Backlog and offline behavior

  • Persistent queue: the runtime’s queue is SQLite at <data_dir>/ingest_upload_queue_<subject_id>.sqlite. Survives app restarts.
  • Network monitor: the runtime watches <api_base_url>/health and exposes reachability via Synheart.isNetworkReachable.
  • Backoff: failed uploads use exponential backoff with jitter. Persistent 4xx failures (malformed payload, rejected token) are quarantined and surfaced through the connector’s metadata.

Inspecting upload state

// Force a flush via the ingestion façade. Checks consent before draining.
final result = await Synheart.ingestion.flushIfEligible();
print('uploaded=${result.uploaded} failed=${result.failed} requeued=${result.requeued}');

// Current queue depth (synchronous getter).
final depth = Synheart.uploadQueueLength;

// Last successful upload (epoch ms; null/0 means "never").
final lastMs = Synheart.lastIngestSuccessAtMs;

// Runtime diagnostics: availability, version, frame count, last quality.
final diag = Synheart.runtimeDiagnostics();
Synheart.ingestion.flushIfEligible() is the canonical entry point for manually draining the queue. Synheart.ingestion.enqueueHsiWindows(...) enqueues HSI JSON windows directly. The Kotlin and Swift SDKs expose the same surface with platform-idiomatic names.

Errors

Common failures and how to handle them:
FailureCauseRecovery
Queue grows but never drainsConsent token expired or never issuedCall Synheart.ensureCloudConsentReady() and confirm consentStatus() is granted.
Upload rejected with auth errorDevice not registered or proof invalidCall Synheart.ensureDeviceAuthRegistered().
Upload returns 4xx with malformed payloadEngine emitted a payload the gateway rejectsFile a bug — the runtime should not produce invalid HSI.
Construction errors mentioning org_idcloudConfig.orgId empty when HSI ingest enabledSet CloudConfig.orgId in your config.
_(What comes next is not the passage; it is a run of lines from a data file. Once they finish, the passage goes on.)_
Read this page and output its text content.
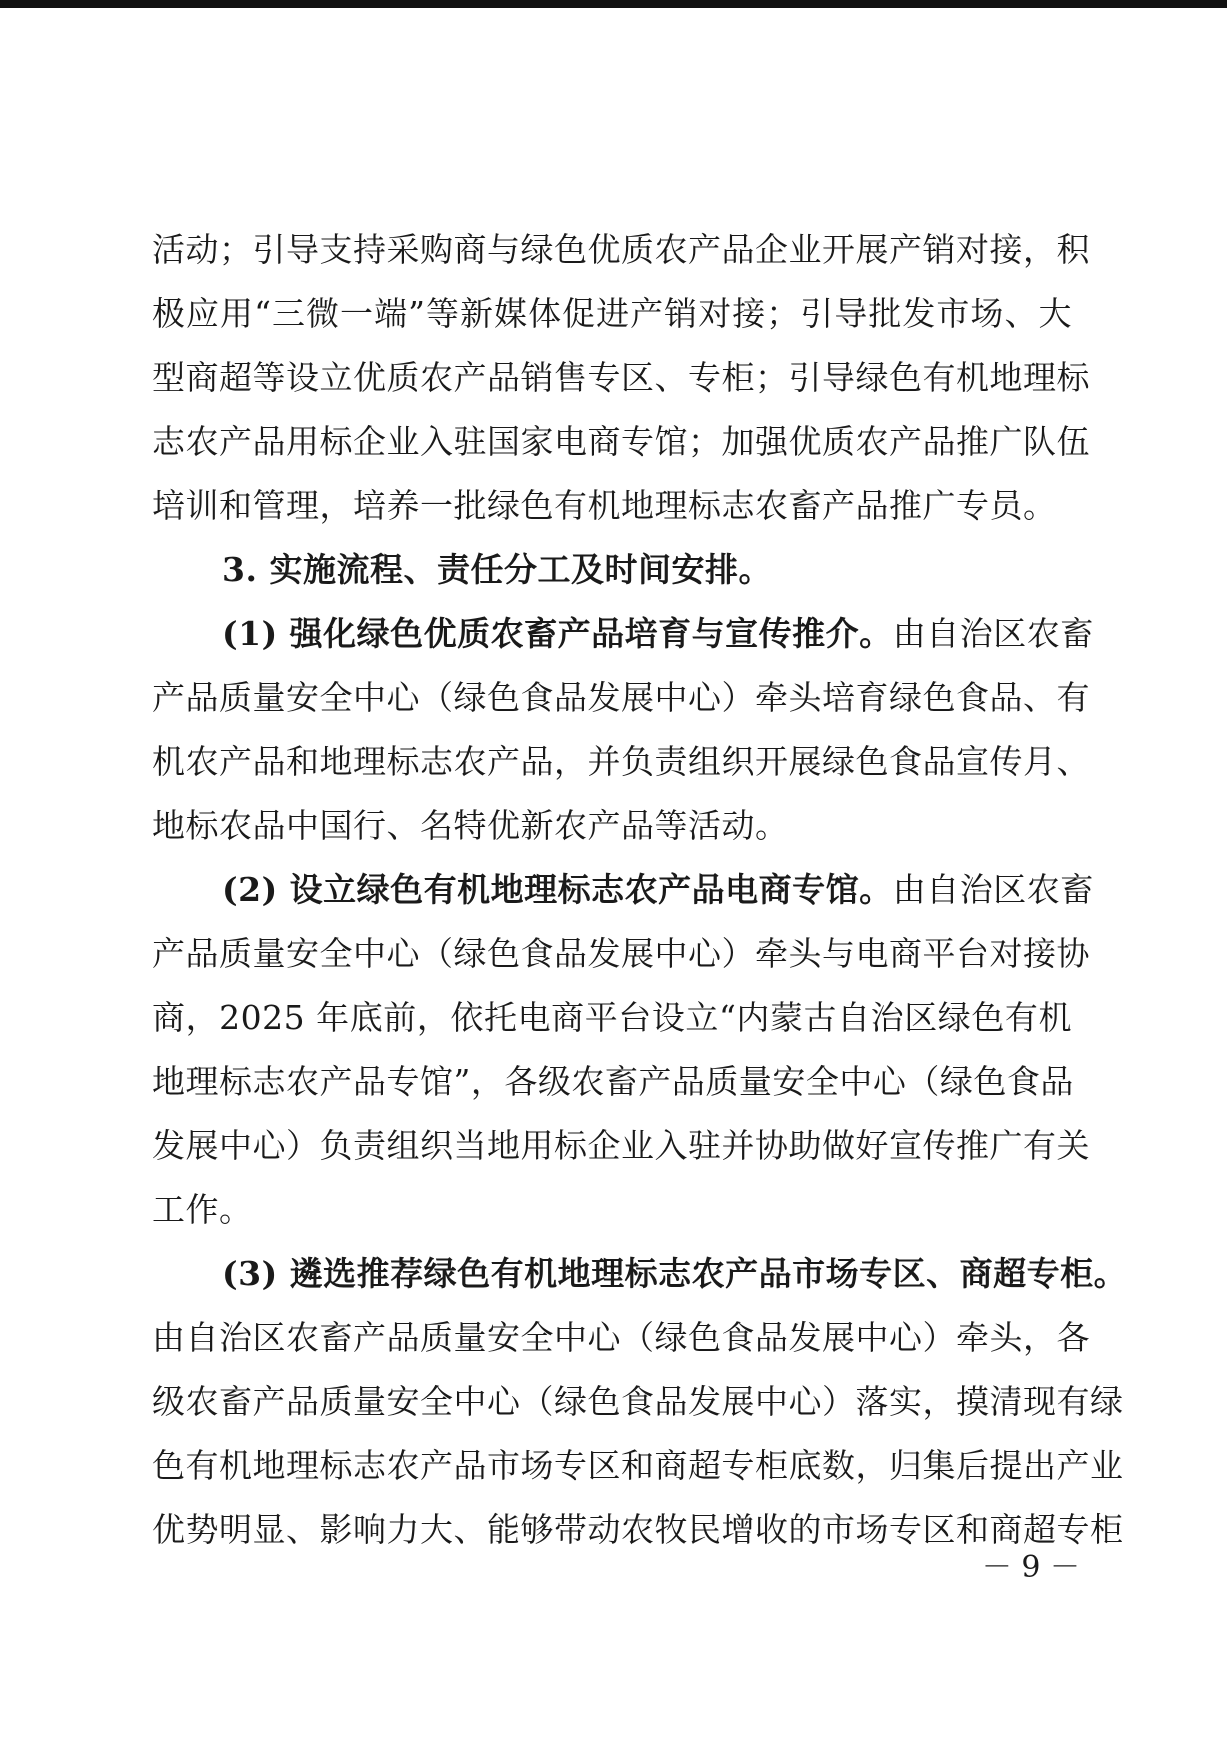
活动；引导支持采购商与绿色优质农产品企业开展产销对接，积
极应用“三微一端”等新媒体促进产销对接；引导批发市场、大
型商超等设立优质农产品销售专区、专柜；引导绿色有机地理标
志农产品用标企业入驻国家电商专馆；加强优质农产品推广队伍
培训和管理，培养一批绿色有机地理标志农畜产品推广专员。
3. 实施流程、责任分工及时间安排。
(1) 强化绿色优质农畜产品培育与宣传推介。由自治区农畜
产品质量安全中心（绿色食品发展中心）牵头培育绿色食品、有
机农产品和地理标志农产品，并负责组织开展绿色食品宣传月、
地标农品中国行、名特优新农产品等活动。
(2) 设立绿色有机地理标志农产品电商专馆。由自治区农畜
产品质量安全中心（绿色食品发展中心）牵头与电商平台对接协
商，2025 年底前，依托电商平台设立“内蒙古自治区绿色有机
地理标志农产品专馆”，各级农畜产品质量安全中心（绿色食品
发展中心）负责组织当地用标企业入驻并协助做好宣传推广有关
工作。
(3) 遴选推荐绿色有机地理标志农产品市场专区、商超专柜。
由自治区农畜产品质量安全中心（绿色食品发展中心）牵头，各
级农畜产品质量安全中心（绿色食品发展中心）落实，摸清现有绿
色有机地理标志农产品市场专区和商超专柜底数，归集后提出产业
优势明显、影响力大、能够带动农牧民增收的市场专区和商超专柜
－ 9 －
Privacy guarantees enforced in code

  • Raw subject_id never leaves the device — only subject_hash.
  • Raw biosignals never leave the device — only HSI snapshots (and lab session JSON when explicitly enabled).
  • Cloud-bound traffic gates on consent at every flush; revocation immediately pauses the connector via the runtime’s consent-check hook.
  • TLS 1.2+ for HTTPS; gRPC streams (RAMEN) use tonic with tls-webpki-roots.
  • Account-deletion mode (set via Synheart.requestAccountDeletion()) fully suspends outbound traffic.

Wipe vs. account deletion

  • Synheart.wipeLocalData() clears the runtime’s local stores (queue, history, sessions, HSI windows). Does not delete cloud data.
  • Synheart.requestAccountDeletion() puts the runtime in wind-down mode and signals the platform to delete cloud data. Call cancelAccountDeletion() to undo before the platform confirms.